I usually use *ss10 rhinestones* from shine art but I have ordered shine art *4mm octogon hot* fix. anyone use these? and what do you cut your template holes at? im using hartco425.


----------



## Leg cramps (Feb 9, 2009)

am I the first to try these? guess Ill have to figure it out the old fashion way....trial and error.ill post my results.


----------



## BlingItOn (May 29, 2008)

Are you talking about metal rhinestuds? If so, I've only tried them once with the brushing into the template method. I used an existing template I had already cut but found it more difficult to brush them in and keep them right side up. I'm not sure if this had to do with the backings being a little hallow, the weight of the rhinestud verses the rhinestone, or if it was that i just needed to find a different technique with the way i brushed them in.

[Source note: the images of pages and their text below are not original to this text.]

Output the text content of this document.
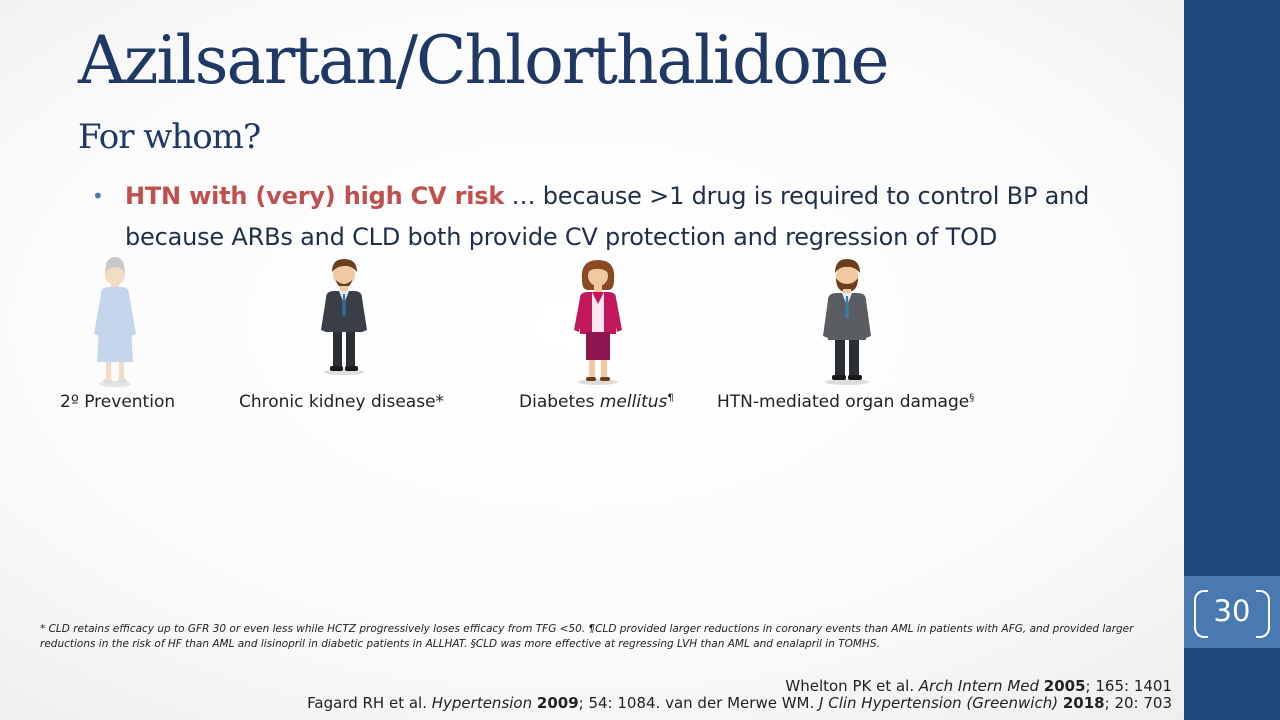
30
Azilsartan/Chlorthalidone
For whom?
• HTN with (very) high CV risk … because >1 drug is required to control BP and because ARBs and CLD both provide CV protection and regression of TOD
2º Prevention	Chronic kidney disease*	Diabetes mellitus¶	HTN-mediated organ damage§
* CLD retains efficacy up to GFR 30 or even less while HCTZ progressively loses efficacy from TFG <50. ¶CLD provided larger reductions in coronary events than AML in patients with AFG, and provided larger reductions in the risk of HF than AML and lisinopril in diabetic patients in ALLHAT. §CLD was more effective at regressing LVH than AML and enalapril in TOMHS.
Whelton PK et al. Arch Intern Med 2005; 165: 1401
Fagard RH et al. Hypertension 2009; 54: 1084. van der Merwe WM. J Clin Hypertension (Greenwich) 2018; 20: 703
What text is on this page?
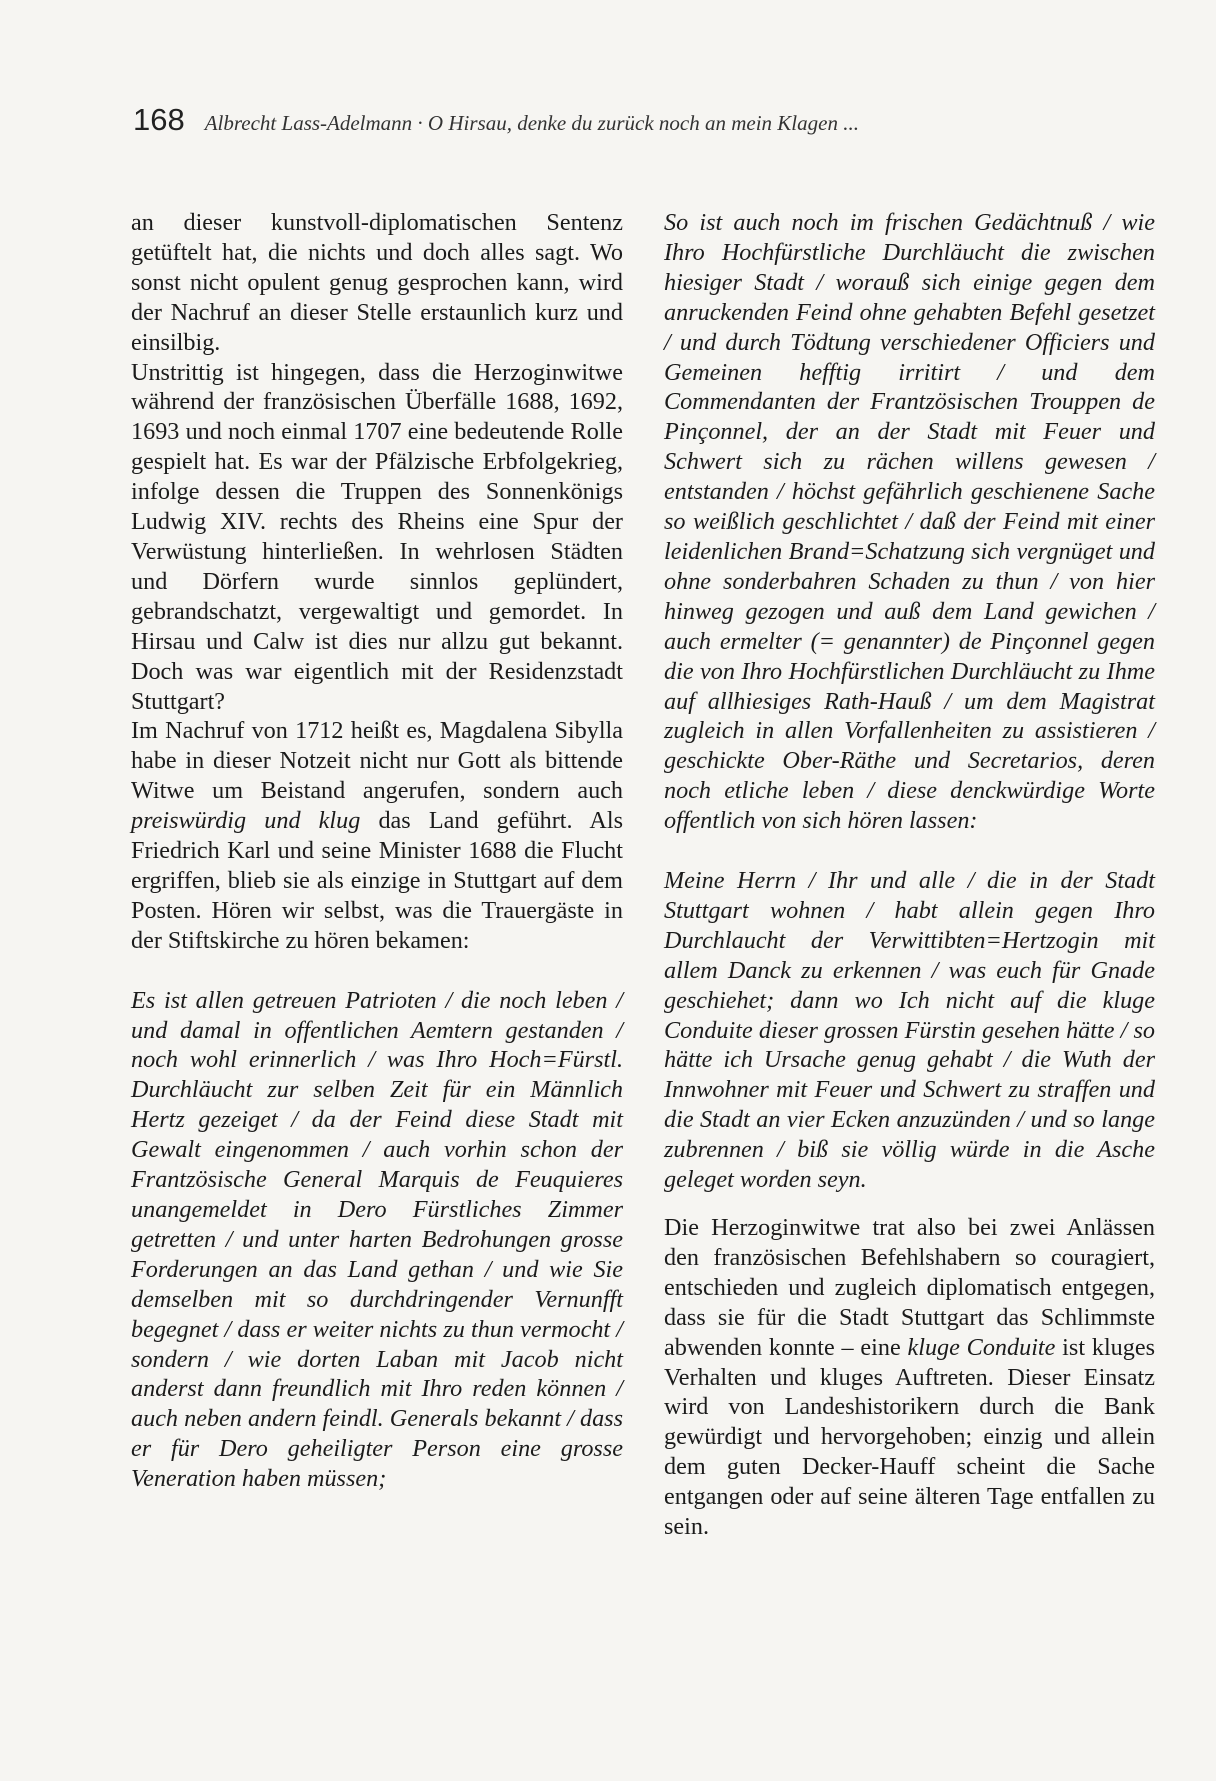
168 Albrecht Lass-Adelmann · O Hirsau, denke du zurück noch an mein Klagen ...

an dieser kunstvoll-diplomatischen Sentenz getüftelt hat, die nichts und doch alles sagt. Wo sonst nicht opulent genug gesprochen kann, wird der Nachruf an dieser Stelle erstaunlich kurz und einsilbig.

Unstrittig ist hingegen, dass die Herzoginwitwe während der französischen Überfälle 1688, 1692, 1693 und noch einmal 1707 eine bedeutende Rolle gespielt hat. Es war der Pfälzische Erbfolgekrieg, infolge dessen die Truppen des Sonnenkönigs Ludwig XIV. rechts des Rheins eine Spur der Verwüstung hinterließen. In wehrlosen Städten und Dörfern wurde sinnlos geplündert, gebrandschatzt, vergewaltigt und gemordet. In Hirsau und Calw ist dies nur allzu gut bekannt. Doch was war eigentlich mit der Residenzstadt Stuttgart?

Im Nachruf von 1712 heißt es, Magdalena Sibylla habe in dieser Notzeit nicht nur Gott als bittende Witwe um Beistand angerufen, sondern auch preiswürdig und klug das Land geführt. Als Friedrich Karl und seine Minister 1688 die Flucht ergriffen, blieb sie als einzige in Stuttgart auf dem Posten. Hören wir selbst, was die Trauergäste in der Stiftskirche zu hören bekamen:

Es ist allen getreuen Patrioten / die noch leben / und damal in offentlichen Aemtern gestanden / noch wohl erinnerlich / was Ihro Hoch=Fürstl. Durchläucht zur selben Zeit für ein Männlich Hertz gezeiget / da der Feind diese Stadt mit Gewalt eingenommen / auch vorhin schon der Frantzösische General Marquis de Feuquieres unangemeldet in Dero Fürstliches Zimmer getretten / und unter harten Bedrohungen grosse Forderungen an das Land gethan / und wie Sie demselben mit so durchdringender Vernunfft begegnet / dass er weiter nichts zu thun vermocht / sondern / wie dorten Laban mit Jacob nicht anderst dann freundlich mit Ihro reden können / auch neben andern feindl. Generals bekannt / dass er für Dero geheiligter Person eine grosse Veneration haben müssen;

So ist auch noch im frischen Gedächtnuß / wie Ihro Hochfürstliche Durchläucht die zwischen hiesiger Stadt / worauß sich einige gegen dem anruckenden Feind ohne gehabten Befehl gesetzet / und durch Tödtung verschiedener Officiers und Gemeinen hefftig irritirt / und dem Commendanten der Frantzösischen Trouppen de Pinçonnel, der an der Stadt mit Feuer und Schwert sich zu rächen willens gewesen / entstanden / höchst gefährlich geschienene Sache so weißlich geschlichtet / daß der Feind mit einer leidenlichen Brand=Schatzung sich vergnüget und ohne sonderbahren Schaden zu thun / von hier hinweg gezogen und auß dem Land gewichen / auch ermelter (= genannter) de Pinçonnel gegen die von Ihro Hochfürstlichen Durchläucht zu Ihme auf allhiesiges Rath-Hauß / um dem Magistrat zugleich in allen Vorfallenheiten zu assistieren / geschickte Ober-Räthe und Secretarios, deren noch etliche leben / diese denckwürdige Worte offentlich von sich hören lassen:

Meine Herrn / Ihr und alle / die in der Stadt Stuttgart wohnen / habt allein gegen Ihro Durchlaucht der Verwittibten=Hertzogin mit allem Danck zu erkennen / was euch für Gnade geschiehet; dann wo Ich nicht auf die kluge Conduite dieser grossen Fürstin gesehen hätte / so hätte ich Ursache genug gehabt / die Wuth der Innwohner mit Feuer und Schwert zu straffen und die Stadt an vier Ecken anzuzünden / und so lange zubrennen / biß sie völlig würde in die Asche geleget worden seyn.

Die Herzoginwitwe trat also bei zwei Anlässen den französischen Befehlshabern so couragiert, entschieden und zugleich diplomatisch entgegen, dass sie für die Stadt Stuttgart das Schlimmste abwenden konnte – eine kluge Conduite ist kluges Verhalten und kluges Auftreten. Dieser Einsatz wird von Landeshistorikern durch die Bank gewürdigt und hervorgehoben; einzig und allein dem guten Decker-Hauff scheint die Sache entgangen oder auf seine älteren Tage entfallen zu sein.
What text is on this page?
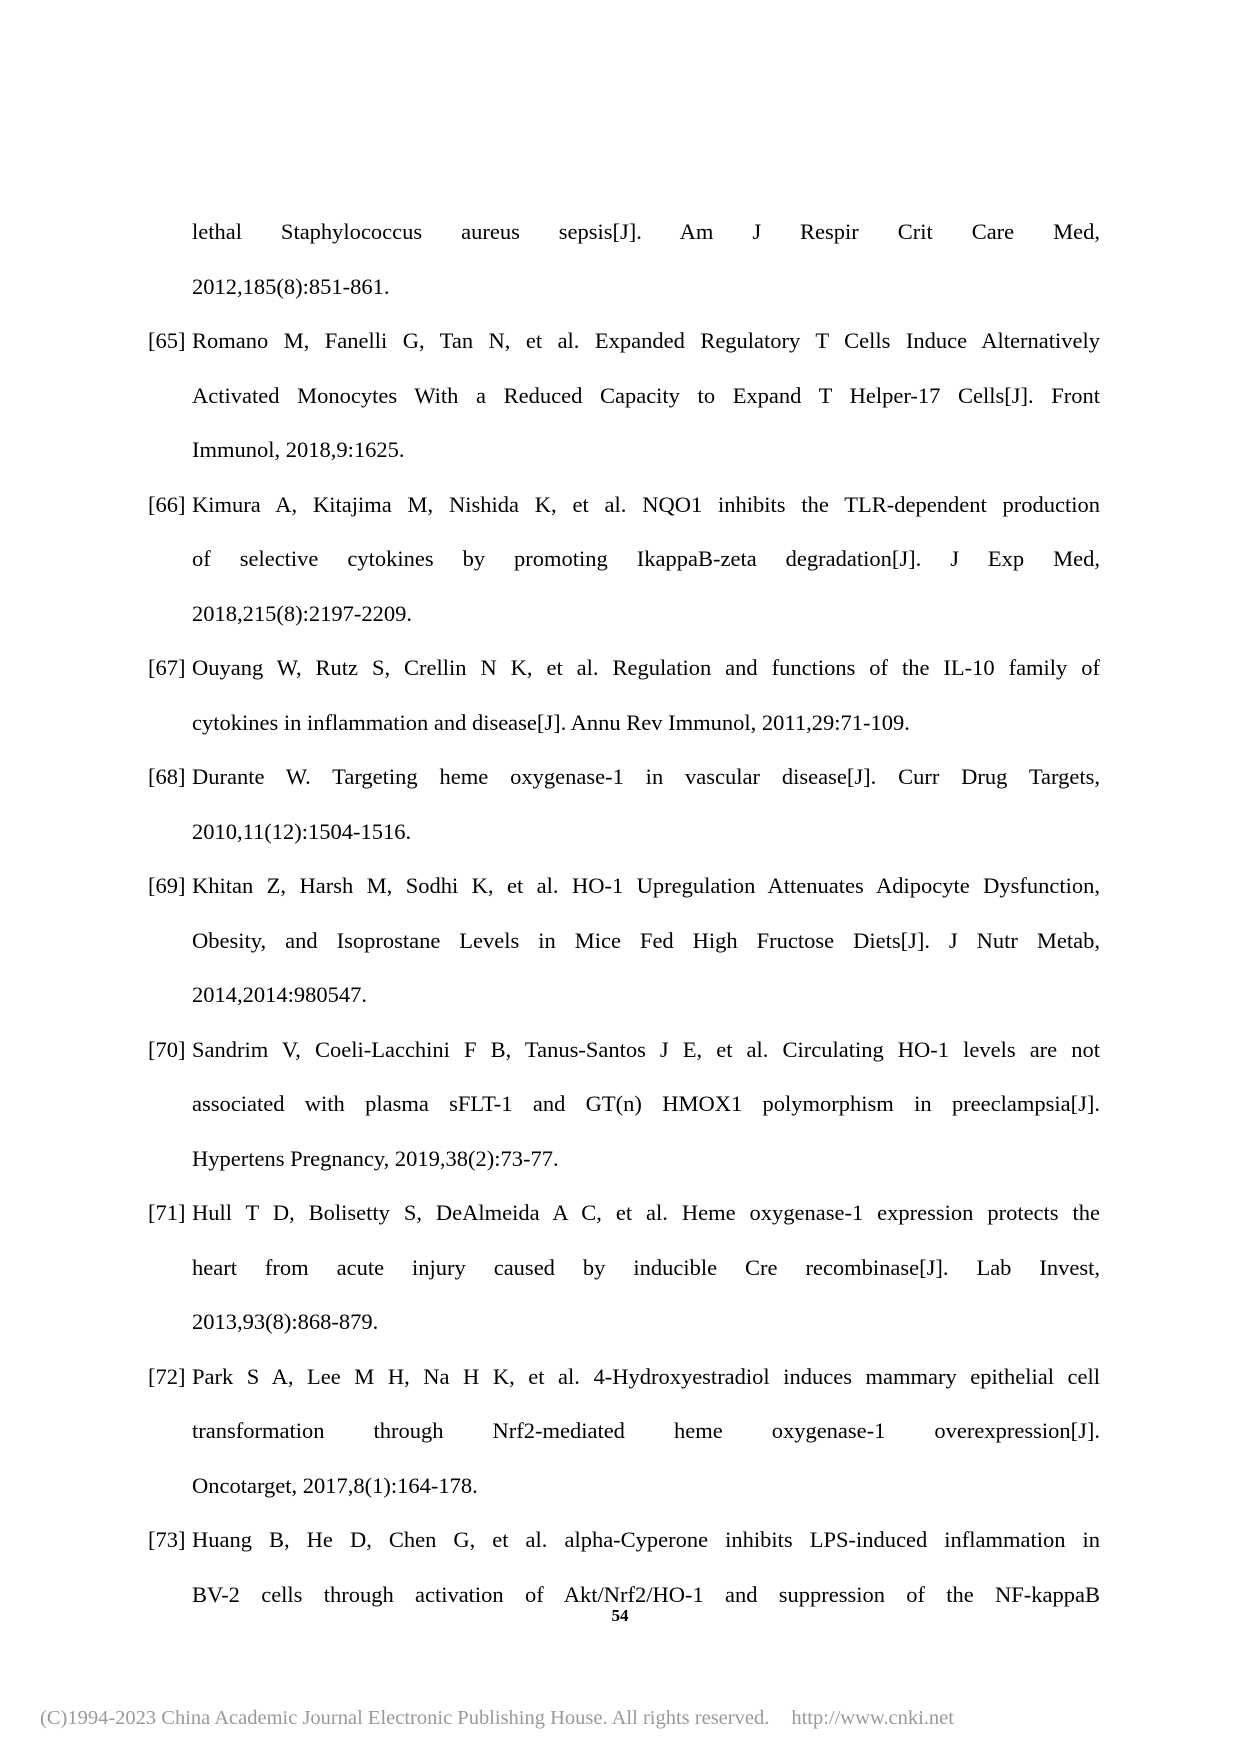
lethal Staphylococcus aureus sepsis[J]. Am J Respir Crit Care Med,
2012,185(8):851-861.
[65] Romano M, Fanelli G, Tan N, et al. Expanded Regulatory T Cells Induce Alternatively
Activated Monocytes With a Reduced Capacity to Expand T Helper-17 Cells[J]. Front
Immunol, 2018,9:1625.
[66] Kimura A, Kitajima M, Nishida K, et al. NQO1 inhibits the TLR-dependent production
of selective cytokines by promoting IkappaB-zeta degradation[J]. J Exp Med,
2018,215(8):2197-2209.
[67] Ouyang W, Rutz S, Crellin N K, et al. Regulation and functions of the IL-10 family of
cytokines in inflammation and disease[J]. Annu Rev Immunol, 2011,29:71-109.
[68] Durante W. Targeting heme oxygenase-1 in vascular disease[J]. Curr Drug Targets,
2010,11(12):1504-1516.
[69] Khitan Z, Harsh M, Sodhi K, et al. HO-1 Upregulation Attenuates Adipocyte Dysfunction,
Obesity, and Isoprostane Levels in Mice Fed High Fructose Diets[J]. J Nutr Metab,
2014,2014:980547.
[70] Sandrim V, Coeli-Lacchini F B, Tanus-Santos J E, et al. Circulating HO-1 levels are not
associated with plasma sFLT-1 and GT(n) HMOX1 polymorphism in preeclampsia[J].
Hypertens Pregnancy, 2019,38(2):73-77.
[71] Hull T D, Bolisetty S, DeAlmeida A C, et al. Heme oxygenase-1 expression protects the
heart from acute injury caused by inducible Cre recombinase[J]. Lab Invest,
2013,93(8):868-879.
[72] Park S A, Lee M H, Na H K, et al. 4-Hydroxyestradiol induces mammary epithelial cell
transformation through Nrf2-mediated heme oxygenase-1 overexpression[J].
Oncotarget, 2017,8(1):164-178.
[73] Huang B, He D, Chen G, et al. alpha-Cyperone inhibits LPS-induced inflammation in
BV-2 cells through activation of Akt/Nrf2/HO-1 and suppression of the NF-kappaB
54
(C)1994-2023 China Academic Journal Electronic Publishing House. All rights reserved. http://www.cnki.net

I would start with some existing templates you already have cut and adjust your hole size if you need to. I cut my 4mm holes at 4.4mm.


----------



## Leg cramps (Feb 9, 2009)

thanks,Well i cut a group of holes and started at 4.0mm then a group 4.1,4.2,4.3,and 4.4. I brushed them in and went with the 4.4. 
I have cut the templates I need and will post my experience.


----------